This Oddly Satisfying Video Shows What Really Happens Inside Your Blender

Using a blender is a pretty self-explanatory process. Whether you're whipping up a fruit smoothie, making a protein shake, or pureeing a sauce, all you really have to do is toss your ingredients in, make sure they're not too big for a blender to handle, and add enough liquid to keep the blades turning. More importantly, however, don't ever forget to put the cover back on, unless you want to spend the rest of your day cleaning food off your ceiling.

While it's helpful to take a peek at the progress of your cookies in the oven, or your pasta boiling on the stove, it goes unsaid that you shouldn't do the same with a blender while it's at work. So what exactly goes on in there? One scene from "Nine Perfect Strangers," a TV show in which the characters are constantly drinking smoothies, gives us an inside glimpse (posted at Reddit). It's a pretty explosive process as soon as you click that blend button, and even in slow motion, the ingredients lose their integrity very quickly. The more the blades whip around, the more the colors intensify, and of course the more you watch, the more satisfying it gets.

Every smoothie exists because of physics

There's art involved, of course, but all forms of cooking come down to an exact science, and smoothies are no exception.

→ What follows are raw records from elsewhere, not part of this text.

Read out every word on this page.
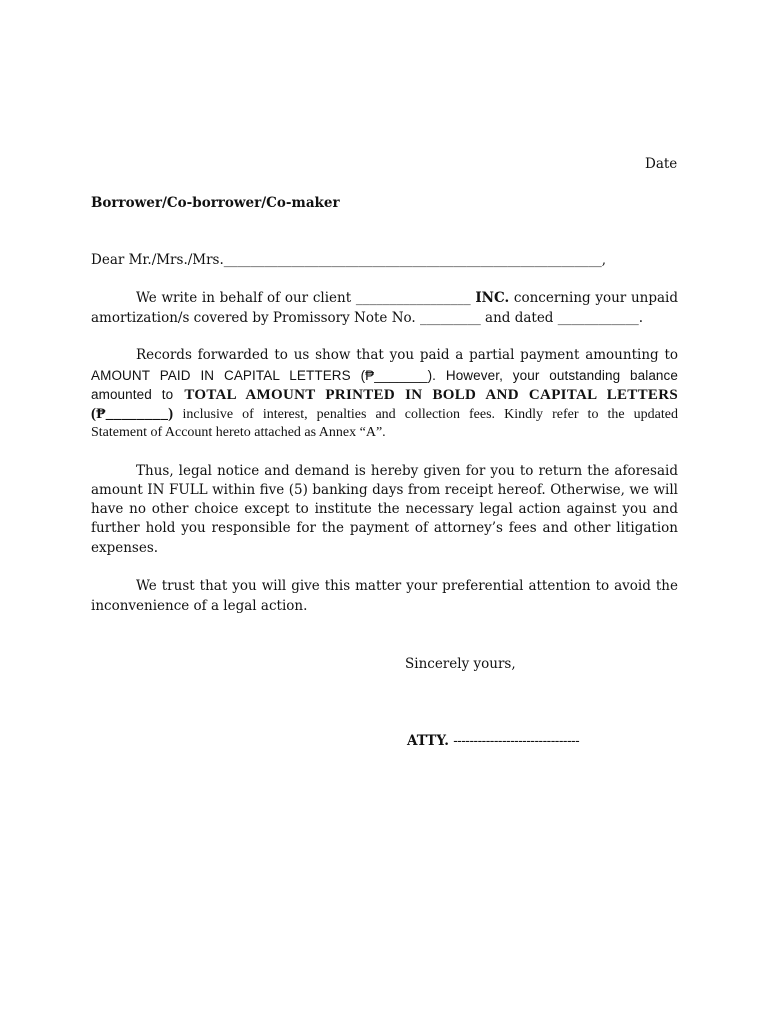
Date
Borrower/Co-borrower/Co-maker
Dear Mr./Mrs./Mrs.________________________________________________________,
We write in behalf of our client _________________ INC. concerning your unpaid
amortization/s covered by Promissory Note No. _________ and dated ____________.
Records forwarded to us show that you paid a partial payment amounting to
AMOUNT PAID IN CAPITAL LETTERS (₱_______). However, your outstanding balance
amounted to TOTAL AMOUNT PRINTED IN BOLD AND CAPITAL LETTERS
(₱________) inclusive of interest, penalties and collection fees. Kindly refer to the updated
Statement of Account hereto attached as Annex “A”.
Thus, legal notice and demand is hereby given for you to return the aforesaid
amount IN FULL within five (5) banking days from receipt hereof. Otherwise, we will
have no other choice except to institute the necessary legal action against you and
further hold you responsible for the payment of attorney’s fees and other litigation
expenses.
We trust that you will give this matter your preferential attention to avoid the
inconvenience of a legal action.
Sincerely yours,
ATTY. -------------------------------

According to How Stuff Works, a blender applies more principles of physics than you'd think, and there's a reason why it doesn't work the same way a food processor does. Along with the movement of the blades, it has a lot to do with the tornado-like shape of the blender.

The explosion of fruit that you see in the scene from "Nine Perfect Strangers" occurs because a vortex occurs as the blades turn faster and faster, causing a vacuum that pulls the ingredients toward the center of the blender and onto the blades. "The whirling motion and lack of space below the blades forces the liquefied strawberry up and out the sides," How Stuff Works explains. "This circular pattern continues, whipping air into the contents, which helps mix the ingredients more quickly, until you stop the blender." All this happens within a span of a couple of minutes, and the result is a perfectly combined mixture of ingredients. For as simple as blenders are to use, there's clearly a lot that goes into making a perfect smoothie or shake.